Add symlink support
Describe the bug
if a symlink exists in the repository it does not seem possible to resolve it using the current API methods
To Reproduce Steps to reproduce the behavior:
- create a repo
- create a directory
dir - create a file
fileindirwith contentshello world - create a symlink
dir-linkpointing todir - create a symlink
file-linkpointing todir/file - use the api to try and resolve
dir-linkorfile-link
Expected behavior
There is an API that can be used to resolve the symbolic links to the actual files
Desktop (please complete the following information):
- OS: N/A
- Browser N/A
- Version N/A
Additional context
https://issues.jenkins-ci.org/browse/JENKINS-62922
target is the underlying location...
https://developer.github.com/v3/repos/contents/#response-if-content-is-a-symlink
note: if the symlink is to a file and in the same directory then getContent works. if the path contains a symlinked directory then it does not.
The problem here is that the path ghcontent-ro/a-symlink-to-a-dir/entry-one does not actually exist in the repo. It can be reached by traversing the symlink, but as far as git and github are concerned, the path is not there.
The behavior of the API for getting repository contents is kind of all over the place:
- If the path you request points to a file, you get that file's record.
- If the path you request points to a directory, you get an ARRAY of file records for the files in that directory. It would be much better to get the directory's record with a "children" field containing an array
- If the path you request points to a symlink AND the target is a file, you get the target file's record.
- If the path you request points to a symlink AND the target is not a file, you get the symlink's record.
The only way to use directory symlinks would be to take the path and traverse it one element at a time looking for symlinks and changing the path to request the targeted path. That would result in one request per path element which is painfully costly.
Thinking about the least costly way to do this:
- Request a path. IF success, return.
- If 404:
a. If parent directory is
\, return 404. b. Request the parent directory. c. If parent directory is symlink, replace with target and goto 1. c. If parent directory is directory, return 404 c. If 404, set parent directory to parent of current parent, goto 2.a.

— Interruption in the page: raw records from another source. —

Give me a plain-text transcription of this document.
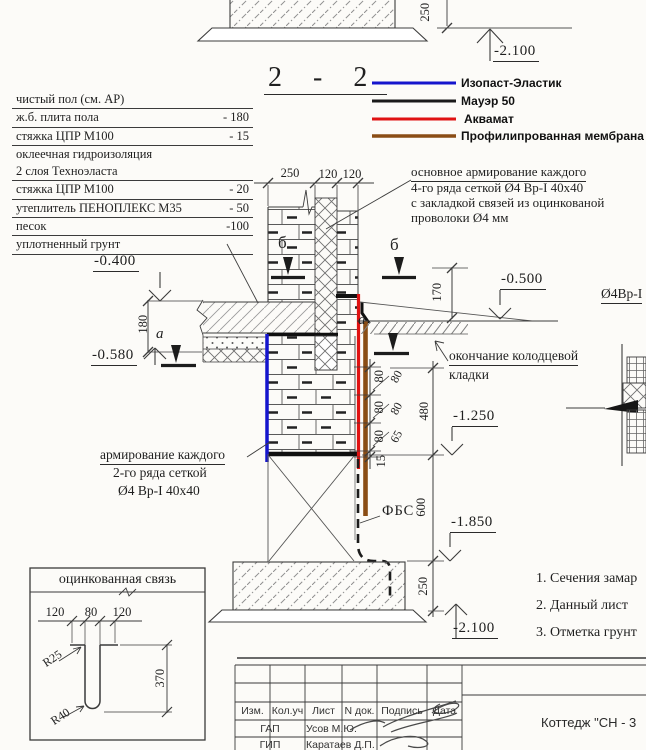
2 - 2	Изопаст-Эластик
Мауэр 50
Аквамат
Профилипрованная мембрана
чистый пол (см. АР)
ж.б. плита пола	- 180
стяжка ЦПР М100	- 15
оклеечная гидроизоляция
2 слоя Техноэласта
стяжка ЦПР М100	- 20
утеплитель ПЕНОПЛЕКС М35	- 50
песок	-100
уплотненный грунт
основное армирование каждого
4-го ряда сеткой Ø4 Вр-I 40x40
с закладкой связей из оцинкованой
проволоки Ø4 мм
окончание колодцевой
кладки
армирование каждого
2-го ряда сеткой
Ø4 Вр-I 40x40
ФБС
Ø4Вр-I
-2.100
-0.400
-0.500
-0.580
-1.250
-1.850
-2.100
250
250	120 120
180
170
80
80
80
15
80
80
65
480
600
250
б	б
а
а
оцинкованная связь
120	80	120
R25
R40
370
1. Сечения замар
2. Данный лист
3. Отметка грунт
Изм. Кол.уч Лист N док. Подпись Дата
ГАП	Усов М.Ю.
ГИП	Каратаев Д.П.
Коттедж "СН - 3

This could be done in a bisecting fashion to keep the number of requests down. Even so, the cost for any 404 would go from one request to log(n) requests - there's no way to tell if the 404 is real or caused by a symlink. That would mean every file content 404 would suddenly start causing multiple requests.
We could make it an optional behavior, maybe a new API method.
@jtnord
Hm, doing a bit more searching, I see there's a "trees API". It doesn't traverse directory symlinks either, but it could be used to find symlinks with fewer requests. It has a recursive option that would let us quickly get a flat list of the directory tree.

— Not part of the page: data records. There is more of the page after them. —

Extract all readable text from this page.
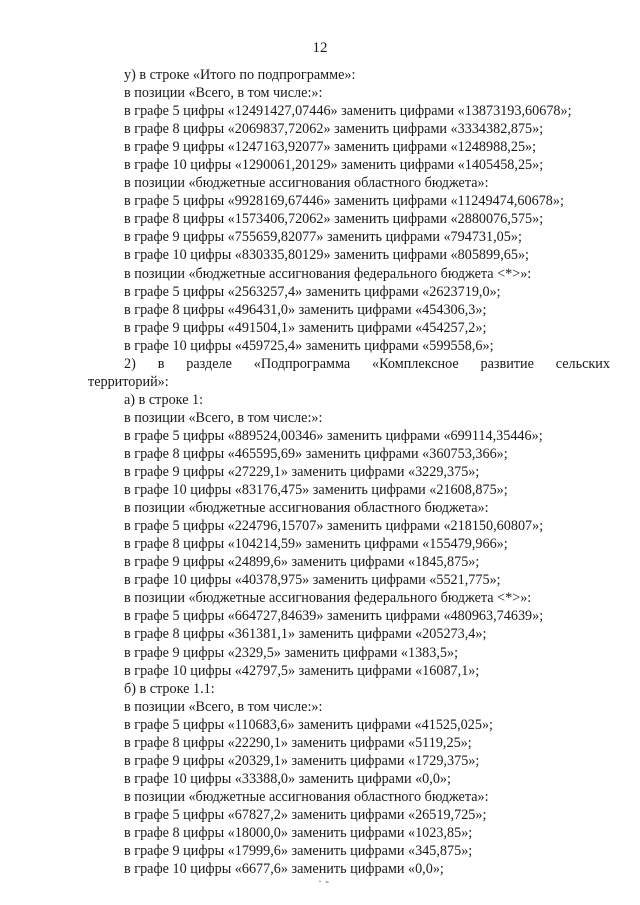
12
у) в строке «Итого по подпрограмме»:
в позиции «Всего, в том числе:»:
в графе 5 цифры «12491427,07446» заменить цифрами «13873193,60678»;
в графе 8 цифры «2069837,72062» заменить цифрами «3334382,875»;
в графе 9 цифры «1247163,92077» заменить цифрами «1248988,25»;
в графе 10 цифры «1290061,20129» заменить цифрами «1405458,25»;
в позиции «бюджетные ассигнования областного бюджета»:
в графе 5 цифры «9928169,67446» заменить цифрами «11249474,60678»;
в графе 8 цифры «1573406,72062» заменить цифрами «2880076,575»;
в графе 9 цифры «755659,82077» заменить цифрами «794731,05»;
в графе 10 цифры «830335,80129» заменить цифрами «805899,65»;
в позиции «бюджетные ассигнования федерального бюджета <*>»:
в графе 5 цифры «2563257,4» заменить цифрами «2623719,0»;
в графе 8 цифры «496431,0» заменить цифрами «454306,3»;
в графе 9 цифры «491504,1» заменить цифрами «454257,2»;
в графе 10 цифры «459725,4» заменить цифрами «599558,6»;
2) в разделе «Подпрограмма «Комплексное развитие сельских
территорий»:
а) в строке 1:
в позиции «Всего, в том числе:»:
в графе 5 цифры «889524,00346» заменить цифрами «699114,35446»;
в графе 8 цифры «465595,69» заменить цифрами «360753,366»;
в графе 9 цифры «27229,1» заменить цифрами «3229,375»;
в графе 10 цифры «83176,475» заменить цифрами «21608,875»;
в позиции «бюджетные ассигнования областного бюджета»:
в графе 5 цифры «224796,15707» заменить цифрами «218150,60807»;
в графе 8 цифры «104214,59» заменить цифрами «155479,966»;
в графе 9 цифры «24899,6» заменить цифрами «1845,875»;
в графе 10 цифры «40378,975» заменить цифрами «5521,775»;
в позиции «бюджетные ассигнования федерального бюджета <*>»:
в графе 5 цифры «664727,84639» заменить цифрами «480963,74639»;
в графе 8 цифры «361381,1» заменить цифрами «205273,4»;
в графе 9 цифры «2329,5» заменить цифрами «1383,5»;
в графе 10 цифры «42797,5» заменить цифрами «16087,1»;
б) в строке 1.1:
в позиции «Всего, в том числе:»:
в графе 5 цифры «110683,6» заменить цифрами «41525,025»;
в графе 8 цифры «22290,1» заменить цифрами «5119,25»;
в графе 9 цифры «20329,1» заменить цифрами «1729,375»;
в графе 10 цифры «33388,0» заменить цифрами «0,0»;
в позиции «бюджетные ассигнования областного бюджета»:
в графе 5 цифры «67827,2» заменить цифрами «26519,725»;
в графе 8 цифры «18000,0» заменить цифрами «1023,85»;
в графе 9 цифры «17999,6» заменить цифрами «345,875»;
в графе 10 цифры «6677,6» заменить цифрами «0,0»;
· -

https://api.github.com/repos/hub4j-test-org/GHContentIntegrationTest/git/trees/cc7e26f850339a8e8427fa2d983ca6006ad1a78c?recursive=1
That query can return a large number of records which might make it slow. It may truncate if there are too many. Truncation could be handled by querying again inside a subtree. Looks like symlinks are blobs just like files, but they have a different mode.
This would reduce the added cost for general 404's to a much smaller number of querie, probably only 1 or 2 in most cases. That wouldn't be so bad. Traversing to symlinks would be the same cost - an initial 404 followed by a remapping. The tree could be cached on the GHRepository instance maybe?
Still probably not something we'd want turned on by default, but I'm open to discussion.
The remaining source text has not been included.